Simon Cosgrove: A look back at the past week in Russia

12 February 2021

By Simon Cosgrove

Simon is chair of Rights in Russia but writes these comments in a personal capacity and they may not necessarily represent the views of the organisation


This week, on 10 February 2021, 85 human rights organisations, including Amnesty International and Human Rights Watch, issued a statement calling on the United Nations Human Rights Council to ‘respond robustly to the recent crackdown by the Russian authorities on independent civil society and dissenting voices in the country.’ The statement said the ‘Russian authorities are systematically using the tools of the state to arbitrarily deprive citizens of liberty and curtail the exercise of the freedoms of expression, peaceful assembly, and association.’ Meanwhile, the Observatory for the Protection of Human Rights Defenders, a partnership of the World Organisation Against Torture (OMCT) and FIDH, issued a call for urgent intervention in the case of seven members of the Committee Against Torture who had been victims of arbitrary arrest and judicial harassment while acting as observers of the peaceful protests.

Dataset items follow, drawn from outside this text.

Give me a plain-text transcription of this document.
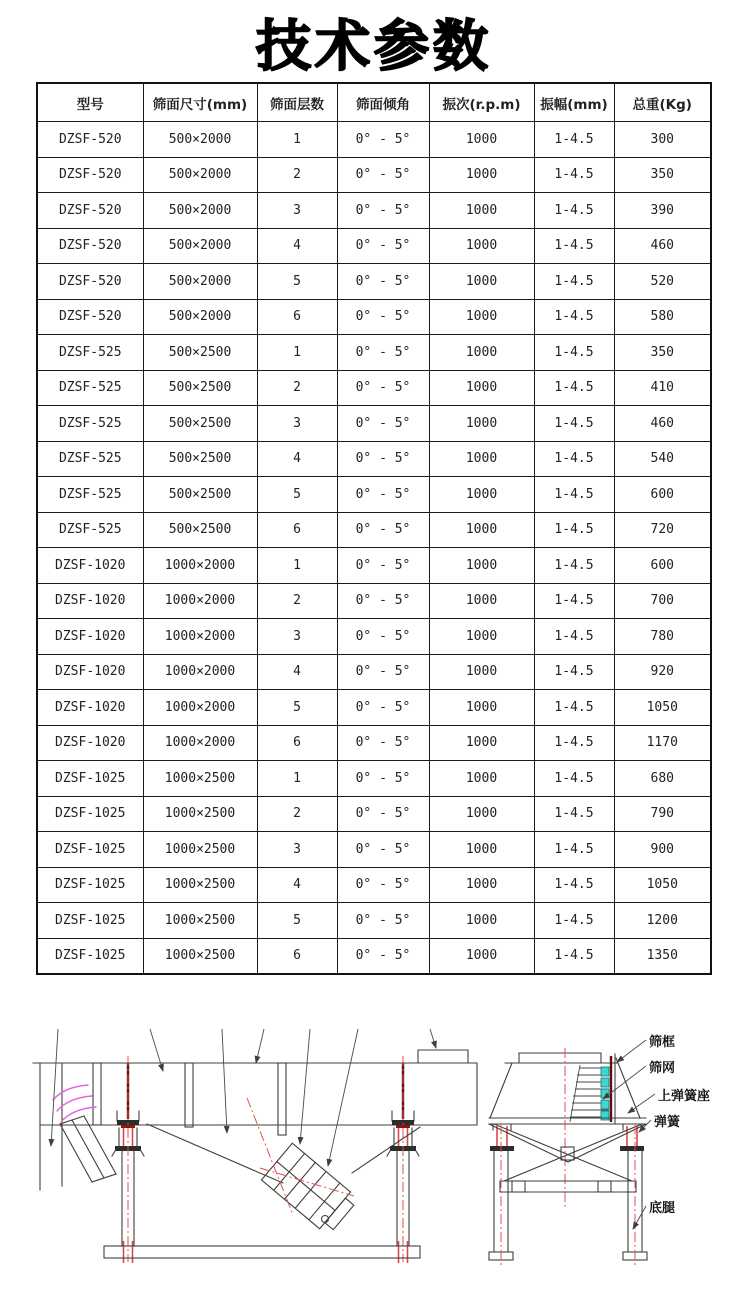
技术参数
型号	筛面尺寸(mm)	筛面层数	筛面倾角	振次(r.p.m)	振幅(mm)	总重(Kg)
DZSF-520	500×2000	1	0° - 5°	1000	1-4.5	300
DZSF-520	500×2000	2	0° - 5°	1000	1-4.5	350
DZSF-520	500×2000	3	0° - 5°	1000	1-4.5	390
DZSF-520	500×2000	4	0° - 5°	1000	1-4.5	460
DZSF-520	500×2000	5	0° - 5°	1000	1-4.5	520
DZSF-520	500×2000	6	0° - 5°	1000	1-4.5	580
DZSF-525	500×2500	1	0° - 5°	1000	1-4.5	350
DZSF-525	500×2500	2	0° - 5°	1000	1-4.5	410
DZSF-525	500×2500	3	0° - 5°	1000	1-4.5	460
DZSF-525	500×2500	4	0° - 5°	1000	1-4.5	540
DZSF-525	500×2500	5	0° - 5°	1000	1-4.5	600
DZSF-525	500×2500	6	0° - 5°	1000	1-4.5	720
DZSF-1020	1000×2000	1	0° - 5°	1000	1-4.5	600
DZSF-1020	1000×2000	2	0° - 5°	1000	1-4.5	700
DZSF-1020	1000×2000	3	0° - 5°	1000	1-4.5	780
DZSF-1020	1000×2000	4	0° - 5°	1000	1-4.5	920
DZSF-1020	1000×2000	5	0° - 5°	1000	1-4.5	1050
DZSF-1020	1000×2000	6	0° - 5°	1000	1-4.5	1170
DZSF-1025	1000×2500	1	0° - 5°	1000	1-4.5	680
DZSF-1025	1000×2500	2	0° - 5°	1000	1-4.5	790
DZSF-1025	1000×2500	3	0° - 5°	1000	1-4.5	900
DZSF-1025	1000×2500	4	0° - 5°	1000	1-4.5	1050
DZSF-1025	1000×2500	5	0° - 5°	1000	1-4.5	1200
DZSF-1025	1000×2500	6	0° - 5°	1000	1-4.5	1350
筛框
筛网
上弹簧座
弹簧
底腿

On 9 February, in a Joint Statement, eight leading human rights organisations expressed grave concern about the fates of two men abducted from Nizhny Novgorod and taken to Chechnya by FSB operatives and whose plight had been highlighted by the Russian LGBT Network. On 10 February Aleksandr Ivshin, a 63-year-old Jehovah’s Witness, was sentenced to seven and a half years in prison by a court in Krasnodar region. Human Rights Watch called attention to the case of Mikhail Iosilevich, the first person remanded in custody on charges of violating the law on ‘undesirable’ foreign organisations. Anastasiya Shevchenko, the first person to be charged with a criminal offence under this law, may face a prison term of up to five years if found guilty at the conclusion of her trial next week. The European Court of Human Rights found a violation of Article 2 of the European Convention on Human Rights [the right to life] in the case of Sergei Laptev who died in police custody in Mari El in 2011. Thirty-eight years ago this week, on 8 February 1983, the World Psychiatric Association received a letter from the Soviet All-Union Society of Neurologists and Psychiatrists resigning from the Association.

End note

This week, as human rights organisations appealed to the United Nations over the current crackdown, a series of events illustrated the impact of the deteriorating human rights situation in Russia on individual lives: impartial observers of the peaceful protests were victims of arbitrary arrest and judicial harassment; the repressive law on ‘undesirable’ foreign organisations is being used to criminalise what should be legal civic activities; the impunity of law enforcement agencies is rarely challenged; in Chechnya what amounts to a reign of terror against LGBT people pertains; and individuals face severe criminal penalities for exercising freedom of conscience. The thirty-eighth anniversary that fell this week of the Soviet Union’s departure from the World Psychiatric Association gives great poignancy to a recent remark by Vyacheslav Bakhmin, one of the leading activists who exposed the abuses of Soviet punitive psychiatry, that Russia nowadays is not the Soviet Union, but is in some respects worse.